Hi, in short not that I know of, but I did post recently that they have raised $34m to fund phase 2. Timeline looks like this:
DMD Top-line results from Phase 1b trial Q2 2014
Submission of clinical trial application for Phase 2 trial (CTA and/or IND) Q3 2014
Complete recruitment for Phase 2 trial H1 2015
Top-line data from Phase 2 trial H1 2016
Select clinical candidate from next generation utrophin modulators H2 2014
What do we say,all seems so far but we have to stay strong,and keep our eyes on the whole range of products that are being worked on.And hope.Thanks.
Worse than a politician's pledge?Now that must be really bad,David.And also pretty scary and gets one's optimism gauge heading south.
David, well you certainly sound jaded and I don;t know if you work in pharma, but as we all know, and are learning to the communities cost, getting drugs safely through trials to treatment is a horribly long and fraught process.
At least the Summit utrophin program is up and running and happening. I can't see it's in the companies interest to delay anything any longer than is needed (especially as they just raised over $35m to fund the next phase) but it needs to be safe for the boys and then to see if it actually works. For a good portion of the DMD community it is the best or only hope as it;s one of the few potential treatments that should be effective on all boys, not just based on exons. However, if they take an extra few months but get the trial right so it doesn't hit FDA roadblocks then good.

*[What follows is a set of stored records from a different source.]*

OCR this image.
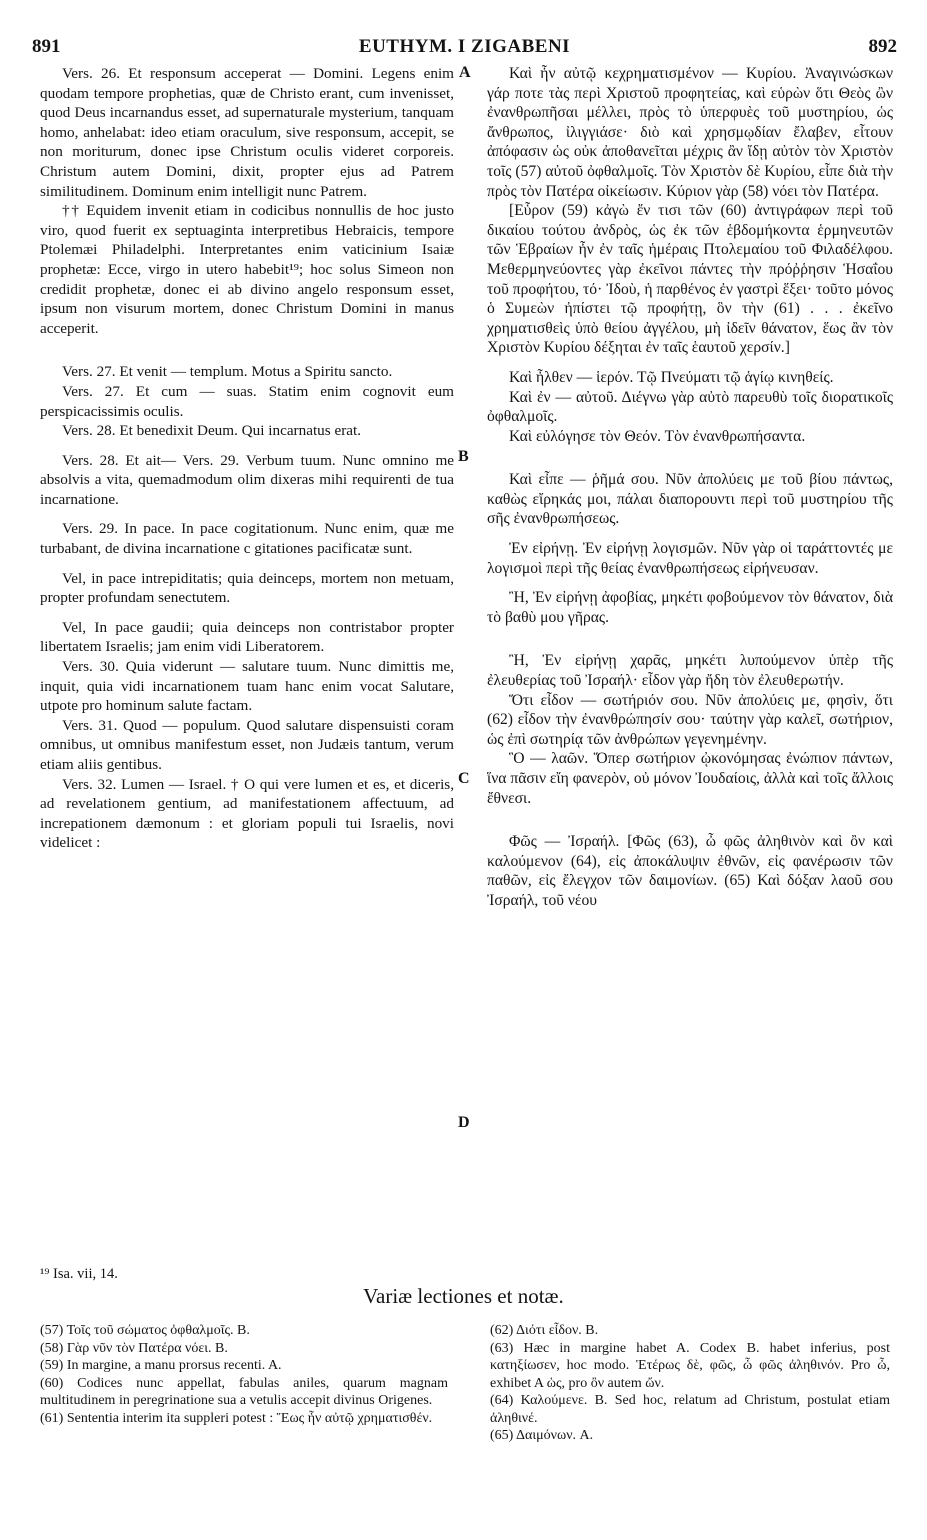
891	EUTHYM. I ZIGABENI	892
A
B
C
D

Vers. 26. Et responsum acceperat — Domini. Legens enim quodam tempore prophetias, quæ de Christo erant, cum invenisset, quod Deus incarnandus esset, ad supernaturale mysterium, tanquam homo, anhelabat: ideo etiam oraculum, sive responsum, accepit, se non moriturum, donec ipse Christum oculis videret corporeis. Christum autem Domini, dixit, propter ejus ad Patrem similitudinem. Dominum enim intelligit nunc Patrem.

†† Equidem invenit etiam in codicibus nonnullis de hoc justo viro, quod fuerit ex septuaginta interpretibus Hebraicis, tempore Ptolemæi Philadelphi. Interpretantes enim vaticinium Isaiæ prophetæ: Ecce, virgo in utero habebit¹⁹; hoc solus Simeon non credidit prophetæ, donec ei ab divino angelo responsum esset, ipsum non visurum mortem, donec Christum Domini in manus acceperit.

Vers. 27. Et venit — templum. Motus a Spiritu sancto.

Vers. 27. Et cum — suas. Statim enim cognovit eum perspicacissimis oculis.

Vers. 28. Et benedixit Deum. Qui incarnatus erat.

Vers. 28. Et ait— Vers. 29. Verbum tuum. Nunc omnino me absolvis a vita, quemadmodum olim dixeras mihi requirenti de tua incarnatione.

Vers. 29. In pace. In pace cogitationum. Nunc enim, quæ me turbabant, de divina incarnatione c gitationes pacificatæ sunt.

Vel, in pace intrepiditatis; quia deinceps, mortem non metuam, propter profundam senectutem.

Vel, In pace gaudii; quia deinceps non contristabor propter libertatem Israelis; jam enim vidi Liberatorem.

Vers. 30. Quia viderunt — salutare tuum. Nunc dimittis me, inquit, quia vidi incarnationem tuam hanc enim vocat Salutare, utpote pro hominum salute factam.

Vers. 31. Quod — populum. Quod salutare dispensuisti coram omnibus, ut omnibus manifestum esset, non Judæis tantum, verum etiam aliis gentibus.

Vers. 32. Lumen — Israel. † O qui vere lumen et es, et diceris, ad revelationem gentium, ad manifestationem affectuum, ad increpationem dæmonum : et gloriam populi tui Israelis, novi videlicet :

Καὶ ἦν αὐτῷ κεχρηματισμένον — Κυρίου. Ἀναγινώσκων γάρ ποτε τὰς περὶ Χριστοῦ προφητείας, καὶ εὑρὼν ὅτι Θεὸς ὢν ἐνανθρωπῆσαι μέλλει, πρὸς τὸ ὑπερφυὲς τοῦ μυστηρίου, ὡς ἄνθρωπος, ἰλιγγιάσε· διὸ καὶ χρησμῳδίαν ἔλαβεν, εἶτουν ἀπόφασιν ὡς οὐκ ἀποθανεῖται μέχρις ἂν ἴδῃ αὐτὸν τὸν Χριστὸν τοῖς (57) αὐτοῦ ὀφθαλμοῖς. Τὸν Χριστὸν δὲ Κυρίου, εἶπε διὰ τὴν πρὸς τὸν Πατέρα οἰκείωσιν. Κύριον γὰρ (58) νόει τὸν Πατέρα.

[Εὗρον (59) κἀγὼ ἔν τισι τῶν (60) ἀντιγράφων περὶ τοῦ δικαίου τούτου ἀνδρὸς, ὡς ἐκ τῶν ἑβδομήκοντα ἑρμηνευτῶν τῶν Ἑβραίων ἦν ἐν ταῖς ἡμέραις Πτολεμαίου τοῦ Φιλαδέλφου. Μεθερμηνεύοντες γὰρ ἐκεῖνοι πάντες τὴν πρόῤῥησιν Ἡσαΐου τοῦ προφήτου, τό· Ἰδοὺ, ἡ παρθένος ἐν γαστρὶ ἕξει· τοῦτο μόνος ὁ Συμεὼν ἠπίστει τῷ προφήτῃ, ὃν τὴν (61) . . . ἐκεῖνο χρηματισθεὶς ὑπὸ θείου ἀγγέλου, μὴ ἰδεῖν θάνατον, ἕως ἂν τὸν Χριστὸν Κυρίου δέξηται ἐν ταῖς ἑαυτοῦ χερσίν.]

Καὶ ἦλθεν — ἱερόν. Τῷ Πνεύματι τῷ ἁγίῳ κινηθείς.

Καὶ ἐν — αὐτοῦ. Διέγνω γὰρ αὐτὸ παρευθὺ τοῖς διορατικοῖς ὀφθαλμοῖς.

Καὶ εὐλόγησε τὸν Θεόν. Τὸν ἐνανθρωπήσαντα.

Καὶ εἶπε — ῥῆμά σου. Νῦν ἀπολύεις με τοῦ βίου πάντως, καθὼς εἴρηκάς μοι, πάλαι διαπορουντι περὶ τοῦ μυστηρίου τῆς σῆς ἐνανθρωπήσεως.

Ἐν εἰρήνῃ. Ἐν εἰρήνῃ λογισμῶν. Νῦν γὰρ οἱ ταράττοντές με λογισμοὶ περὶ τῆς θείας ἐνανθρωπήσεως εἰρήνευσαν.

Ἢ, Ἐν εἰρήνῃ ἀφοβίας, μηκέτι φοβούμενον τὸν θάνατον, διὰ τὸ βαθὺ μου γῆρας.

Ἢ, Ἐν εἰρήνῃ χαρᾶς, μηκέτι λυπούμενον ὑπὲρ τῆς ἐλευθερίας τοῦ Ἰσραήλ· εἶδον γὰρ ἤδη τὸν ἐλευθερωτήν.

Ὅτι εἶδον — σωτήριόν σου. Νῦν ἀπολύεις με, φησὶν, ὅτι (62) εἶδον τὴν ἐνανθρώπησίν σου· ταύτην γὰρ καλεῖ, σωτήριον, ὡς ἐπὶ σωτηρίᾳ τῶν ἀνθρώπων γεγενημένην.

Ὃ — λαῶν. Ὅπερ σωτήριον ᾠκονόμησας ἐνώπιον πάντων, ἵνα πᾶσιν εἴη φανερὸν, οὐ μόνον Ἰουδαίοις, ἀλλὰ καὶ τοῖς ἄλλοις ἔθνεσι.

Φῶς — Ἰσραήλ. [Φῶς (63), ὦ φῶς ἀληθινὸν καὶ ὂν καὶ καλούμενον (64), εἰς ἀποκάλυψιν ἐθνῶν, εἰς φανέρωσιν τῶν παθῶν, εἰς ἔλεγχον τῶν δαιμονίων. (65) Καὶ δόξαν λαοῦ σου Ἰσραήλ, τοῦ νέου

¹⁹ Isa. vii, 14.
Variæ lectiones et notæ.
(57) Τοῖς τοῦ σώματος ὀφθαλμοῖς. B.
(58) Γὰρ νῦν τὸν Πατέρα νόει. B.
(59) In margine, a manu prorsus recenti. A.
(60) Codices nunc appellat, fabulas aniles, quarum magnam multitudinem in peregrinatione sua a vetulis accepit divinus Origenes.
(61) Sententia interim ita suppleri potest : Ἕως ἦν αὐτῷ χρηματισθέν.
(62) Διότι εἶδον. B.
(63) Hæc in margine habet A. Codex B. habet inferius, post κατηξίωσεν, hoc modo. Ἑτέρως δὲ, φῶς, ὦ φῶς ἀληθινόν. Pro ὦ, exhibet A ὡς, pro ὂν autem ὤν.
(64) Καλούμενε. B. Sed hoc, relatum ad Christum, postulat etiam ἀληθινέ.
(65) Δαιμόνων. A.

I'm sure Sarepta, PTC and Halo might agree with that and in retrospect might have done a few things differently!
Note that those dates are without any suspension for the trial,so it might takes 10 years!
I am so disappointed and I feel if any treatment will be as mirage or dream!!!!!!
I guess we got to stick in their n just hope for the best,but again i also think it is good not to get my hopes too high that we will have anything in the market in three years.Defence mechanism against disappointment for us and our loved ones.
Best not to get ones hopes up, although we all need some hope in our lives, especially where DMD is concerned. I keep a close eye on most of the biotechs in the sector (as do many here), and Summit are hoping - as I understand it - to get accelerated approval post phase 2 IF it proves effective and as such are intending to run a large enough and well designed trial to make that a real possibility, so it could be available in 2016, but it might be 10 years, I don't know, but they are doing this in a logical way and without much charity funding and I think they should be applauded and supported.
I said 10 years as my expectation based on failures and suspensions we used to hear!
According to me the best way to get treatment if any is to recruit my son in a non-specific mutation approach trial,but I don't know what is the most promising,is it Utrophin booster,HT-100,...?
Can't answer that nor if trials will be in your area or not.